Back in September there were reports about a early gaffe by Sarah Palin on the campaign trail.
Gov. Sarah Palin is now talking about “a Palin and McCain administration.”
http://blogs.abcnews.com/politicalpunch/2008/09/a-what-administ.html
Oh, that kooky Sarah! How she does go on! Doesn’t she know it’s supposed to be McCain first, then Palin?
At first I thought this was just another example of Palin’s mouth disengaged from her brain, but following her debate performance, The New York Times columnist Frank Rich finds her unseemly aspirations a bit…well, creepy.
Maybe she’s not kidding about this being a “Palin/McCain” ticket.
…there’s a steady unnerving undertone to Palin’s utterances, a consistent message of hubristic self-confidence and hyper-ambition. She wants to be president, she thinks she can be president, she thinks she will be president. And perhaps soon. She often sounds like someone who sees herself as half-a-heartbeat away from the presidency. Or who is seen that way by her own camp, the hard-right G.O.P. base that never liked McCain anyway and views him as, at best, a White House place holder.
This was first apparent when Palin extolled a “small town” vice president as a hero in her convention speech — and cited not one of the many Republican vice presidents who fit that bill but, bizarrely, Harry Truman, a Democrat who succeeded a president who died in office. A few weeks later came Charlie Gibson’s question about whether she thought she was “experienced enough” and “ready” when McCain invited her to join his ticket. Palin replied that she didn’t “hesitate” and didn’t “even blink” — a response that seemed jarring for its lack of any human modesty, even false modesty.
In the last of her Couric interview installments on Thursday, Palin was asked which vice president had most impressed her, and after paying tribute to Geraldine Ferraro, she chose “George Bush Sr.” Her criterion: she most admires vice presidents “who have gone on to the presidency.” Hours later, at the debate, she offered a discordant contrast to Biden when asked by Gwen Ifill how they would each govern “if the worst happened” and the president died in office. After Biden spoke of somber continuity, Palin was weirdly flip and chipper, eager to say that as a “maverick” she’d go her own way.
http://www.nytimes.com/2008/10/05/opinion/05rich.html?hp
Maybe I’ve had Palin pegged all wrong. Not about her lack of intellectual ability and unfitness for the vice presidency. That still holds true.
What I “misunderstimated” about her as liberals did about George Bush Jr. is how much she really wants to be president. For her to suggest she is “ready” for a position Republican women like Senators Kay Bailey Hutchinson, Elizabeth Dole and Olympia Snowe or former Governor Christine Todd Whitman were clearly readier than her is a ludicrous delusion.
Palin would have made a dandy Secretary of the Interior in a McCain Administration. But his weakness with the GOP right-wing and fondness for beauty contestant bimbos led him to pluck a deservedly obscure 22- month governor from one of the nation’s least populous states and put her on the fast track to the White House.

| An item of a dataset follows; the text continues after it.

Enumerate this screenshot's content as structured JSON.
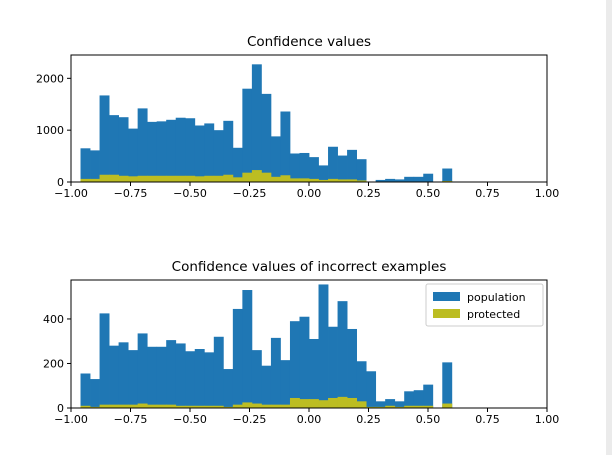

The people in the world who scare the hell out of me are the one who have no doubts. About anything. That’s Sarah Palin. She doesn’t think very deeply, but she believes passionately and she really believes she’d make an heckuva swell vice-president.
Or president, should the opportunity present itself.
Within a month we will learn if it was the catalyst that put McCain in the White House or the determining factor in his greatest defeat.
And Sarah Palin will be standing faithfully by John McCain’s side praying for his continued good health. How hard she’s praying is debatable.
There’s a lot of horny bastards trolling the web in search of a nude pic of Palin according to compilers of web search engines.
They can stop looking. Palin’s naked ambition is on exhibit for all the world to see and it isn’t the least bit sexy.